26📨

587 120 16
                                    

Ennik menegang di kursi penumpang. Lisa benar-benar menyetir dengan kecepatan diatas rata-rata. Amarah tengah mengusai perempuan itu saat ini, Ennik yang masih sayang dengan nyawa memilih diam sembari berpegangan erat pada handle tangan yang berada di atas.

Lima belas menit berkendara dalam diam, akhirnya mereka sampai ditujuan selanjutnya. Ennik melihat sekitaran apartemen sebelum mobil mereka masuk ke dalam basement. Ini bukan lingkungan apartemen Ten, jadi dimana mereka sekarang? Meskipun penasaran, Ennik memilih tetap menutup mulutnya dan mengikuti langkah Lisa.

"Jangan ikut campur. Ini urusanku." Suara itu terdengar sangat serius, dingin juga tajam. Ennik tidak menjawab sampai akhirnya mereka tiba disebuah unit yang berada di lantai lima.

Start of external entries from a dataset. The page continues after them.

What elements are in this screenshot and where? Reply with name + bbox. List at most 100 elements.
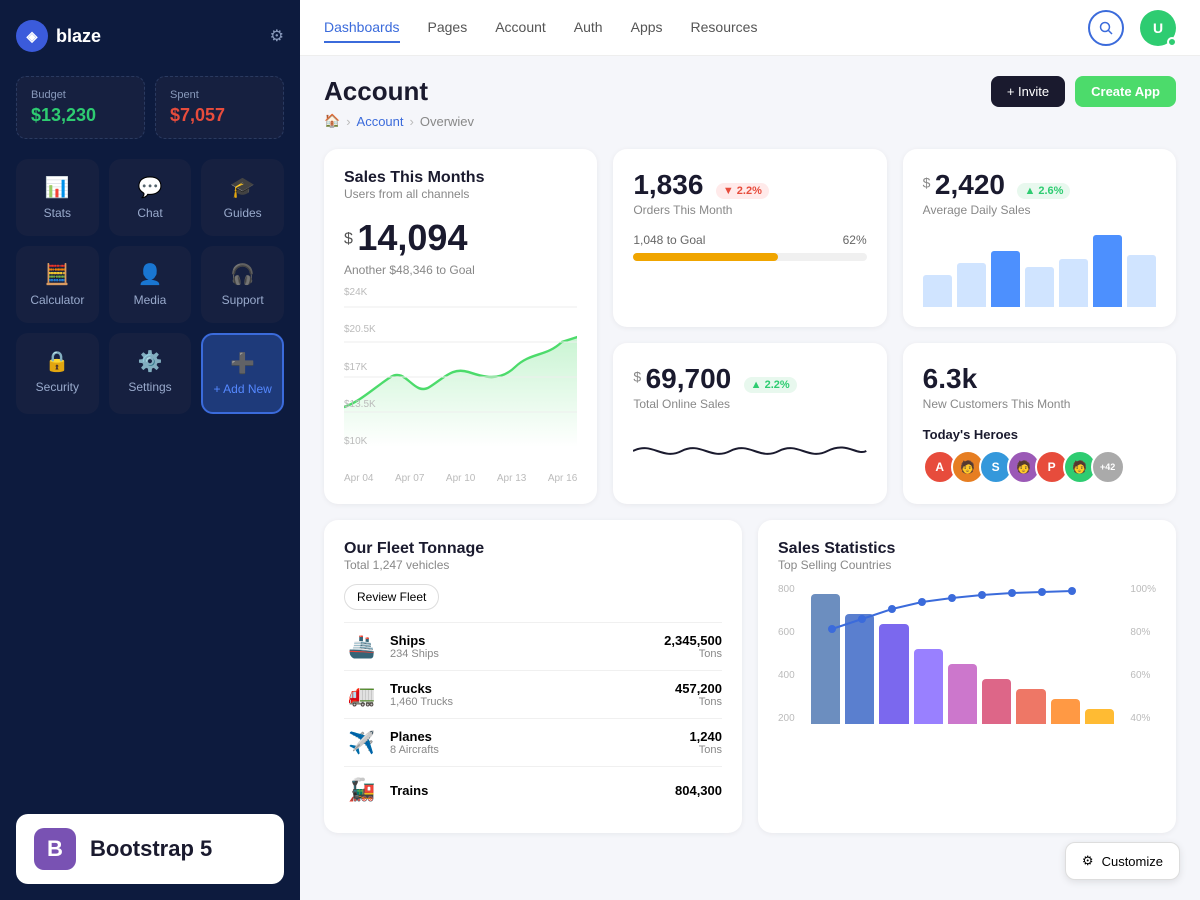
- invite-button[interactable]: + Invite: [991, 76, 1065, 107]
- progress-row: 1,048 to Goal 62%: [633, 233, 866, 261]
- progress-meta: 1,048 to Goal 62%: [633, 233, 866, 247]
- sales-stats-title: Sales Statistics: [778, 540, 1156, 558]
- sidebar-item-chat-label: Chat: [137, 206, 162, 220]
- menu-grid: 📊 Stats 💬 Chat 🎓 Guides 🧮 Calculator 👤 M…: [16, 159, 284, 414]
- add-new-icon: ➕: [230, 351, 255, 376]
- top-nav: Dashboards Pages Account Auth Apps Resou…: [300, 0, 1200, 56]
- goal-label: 1,048 to Goal: [633, 233, 705, 247]
- bootstrap-icon: B: [34, 828, 76, 870]
- sales-stats-subtitle: Top Selling Countries: [778, 558, 1156, 572]
- trucks-info: Trucks 1,460 Trucks: [390, 681, 665, 708]
- hero-avatars: A 🧑 S 🧑 P 🧑 +42: [923, 450, 1156, 484]
- media-icon: 👤: [138, 262, 163, 287]
- online-sales-label: Total Online Sales: [633, 397, 866, 411]
- create-app-button[interactable]: Create App: [1075, 76, 1176, 107]
- nav-auth[interactable]: Auth: [574, 13, 603, 43]
- settings-icon: ⚙️: [138, 349, 163, 374]
- bar-country-8: [1051, 699, 1080, 724]
- nav-pages[interactable]: Pages: [428, 13, 468, 43]
- fleet-title: Our Fleet Tonnage: [344, 540, 722, 558]
- sidebar-item-media[interactable]: 👤 Media: [109, 246, 192, 323]
- ships-info: Ships 234 Ships: [390, 633, 654, 660]
- nav-dashboards[interactable]: Dashboards: [324, 13, 400, 43]
- sidebar-item-settings[interactable]: ⚙️ Settings: [109, 333, 192, 414]
- sales-month-value: 14,094: [357, 217, 467, 259]
- sidebar-item-stats-label: Stats: [44, 206, 71, 220]
- sidebar-item-support[interactable]: 🎧 Support: [201, 246, 284, 323]
- breadcrumb: 🏠 › Account › Overwiev: [324, 113, 1176, 129]
- bar-2: [957, 263, 986, 307]
- nav-links: Dashboards Pages Account Auth Apps Resou…: [324, 13, 757, 43]
- bar-country-9: [1085, 709, 1114, 724]
- fleet-card: Our Fleet Tonnage Total 1,247 vehicles R…: [324, 520, 742, 833]
- sidebar-item-security-label: Security: [36, 380, 79, 394]
- daily-sales-card: $ 2,420 ▲ 2.6% Average Daily Sales: [903, 149, 1176, 327]
- sidebar-item-add-new[interactable]: ➕ + Add New: [201, 333, 284, 414]
- sales-month-goal: Another $48,346 to Goal: [344, 263, 577, 277]
- support-icon: 🎧: [230, 262, 255, 287]
- sales-stats-card: Sales Statistics Top Selling Countries 8…: [758, 520, 1176, 833]
- planes-value: 1,240 Tons: [689, 729, 722, 756]
- sidebar-item-chat[interactable]: 💬 Chat: [109, 159, 192, 236]
- menu-toggle-icon[interactable]: ⚙: [270, 26, 284, 46]
- breadcrumb-overview: Overwiev: [420, 114, 474, 129]
- bar-country-2: [845, 614, 874, 724]
- sidebar-item-support-label: Support: [222, 293, 264, 307]
- sidebar-item-calculator-label: Calculator: [30, 293, 84, 307]
- sidebar-item-stats[interactable]: 📊 Stats: [16, 159, 99, 236]
- customers-value: 6.3k: [923, 363, 978, 394]
- trucks-icon: 🚛: [344, 682, 380, 708]
- spent-card: Spent $7,057: [155, 76, 284, 139]
- sidebar-item-guides[interactable]: 🎓 Guides: [201, 159, 284, 236]
- planes-name: Planes: [390, 729, 679, 744]
- bar-country-4: [914, 649, 943, 724]
- sales-x-labels: Apr 04 Apr 07 Apr 10 Apr 13 Apr 16: [344, 473, 577, 484]
- nav-right: U: [1088, 10, 1176, 46]
- nav-resources[interactable]: Resources: [691, 13, 758, 43]
- user-avatar[interactable]: U: [1140, 10, 1176, 46]
- customers-card: 6.3k New Customers This Month Today's He…: [903, 343, 1176, 504]
- sidebar-item-settings-label: Settings: [128, 380, 171, 394]
- sidebar-item-calculator[interactable]: 🧮 Calculator: [16, 246, 99, 323]
- customize-button[interactable]: ⚙ Customize: [1065, 842, 1180, 880]
- trains-name: Trains: [390, 783, 665, 798]
- sales-stats-bars: [811, 584, 1115, 724]
- guides-icon: 🎓: [230, 175, 255, 200]
- online-sales-wave: [633, 421, 866, 481]
- main-area: Dashboards Pages Account Auth Apps Resou…: [300, 0, 1200, 900]
- planes-icon: ✈️: [344, 730, 380, 756]
- fleet-subtitle: Total 1,247 vehicles: [344, 558, 722, 572]
- planes-count: 8 Aircrafts: [390, 744, 679, 756]
- spent-label: Spent: [170, 89, 269, 101]
- trains-icon: 🚂: [344, 777, 380, 803]
- stats-icon: 📊: [45, 175, 70, 200]
- search-button[interactable]: [1088, 10, 1124, 46]
- chat-icon: 💬: [138, 175, 163, 200]
- sales-month-card: Sales This Months Users from all channel…: [324, 149, 597, 504]
- ships-name: Ships: [390, 633, 654, 648]
- online-sales-prefix: $: [633, 369, 641, 385]
- bar-country-3: [879, 624, 908, 724]
- online-sales-value: 69,700: [646, 363, 732, 394]
- fleet-row-planes: ✈️ Planes 8 Aircrafts 1,240 Tons: [344, 718, 722, 766]
- orders-badge: ▼ 2.2%: [716, 183, 769, 199]
- review-fleet-button[interactable]: Review Fleet: [344, 584, 439, 610]
- bar-country-7: [1016, 689, 1045, 724]
- search-icon: [1099, 21, 1113, 35]
- customize-label: Customize: [1102, 854, 1163, 869]
- bar-1: [923, 275, 952, 307]
- sidebar-item-add-new-label: + Add New: [213, 382, 271, 396]
- sidebar-item-media-label: Media: [134, 293, 167, 307]
- breadcrumb-account[interactable]: Account: [357, 114, 404, 129]
- planes-info: Planes 8 Aircrafts: [390, 729, 679, 756]
- sidebar-item-security[interactable]: 🔒 Security: [16, 333, 99, 414]
- ships-icon: 🚢: [344, 634, 380, 660]
- breadcrumb-home[interactable]: 🏠: [324, 113, 340, 129]
- bar-country-1: [811, 594, 840, 724]
- nav-apps[interactable]: Apps: [631, 13, 663, 43]
- trucks-name: Trucks: [390, 681, 665, 696]
- page-title: Account: [324, 76, 428, 107]
- budget-value: $13,230: [31, 105, 130, 126]
- nav-account[interactable]: Account: [495, 13, 546, 43]
- bar-country-6: [982, 679, 1011, 724]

Lisa terdiam cukup lama di depan pintu, mengatur nafas juga menetralkan debaran jantung yang berdetak tak karuan. Perempuan itu menoleh, menatap Ennik yang belum juga bersuara sejak mereka pergi dari tempat Rose.

"Kau boleh menghentikanku seperti tadi jika aku mulai kehilangan akal."

Ennik mengangguk paham. "Oke, Eonni."

Kemudian Lisa menekan bel unit itu tiga kali, menunggu seseorang untuk membukakan pintu. Perasaannya terasa campur aduk, marah, kecewa, gelisah, takut—bercampur menjadi satu.

"Dimana Jaehyun?" Tanya Lisa to the point begitu pintu didepannya terbuka. Doyoung yang terkejut sempat mengerjap untuk memastikan penglihatannya. "Dia ada di kamar." Kata pria itu setelah memastikan kalau dirinya tidak sedang berhalusinasi. Tanpa permisi, Lisa langsung masuk begitu saja. Sedangkan Ennik masih sempat membungkukkan badannya sopan pada Doyoung, si penghuni unit yang mereka datangi.

Tadinya Doyoung berniat kembali ke kamar dan tak ingin mencampuri urusan Lisa dan Jaehyun. Tapi, begitu mendengar suara benturan yang lumayan keras pria itu langsung berlari menuju kamar Jaehyun untuk memastikan keadaan disana masih aman terkendali. Tapi, begitu sampai disana, rahang pemuda itu nyari lepas karena terkejut.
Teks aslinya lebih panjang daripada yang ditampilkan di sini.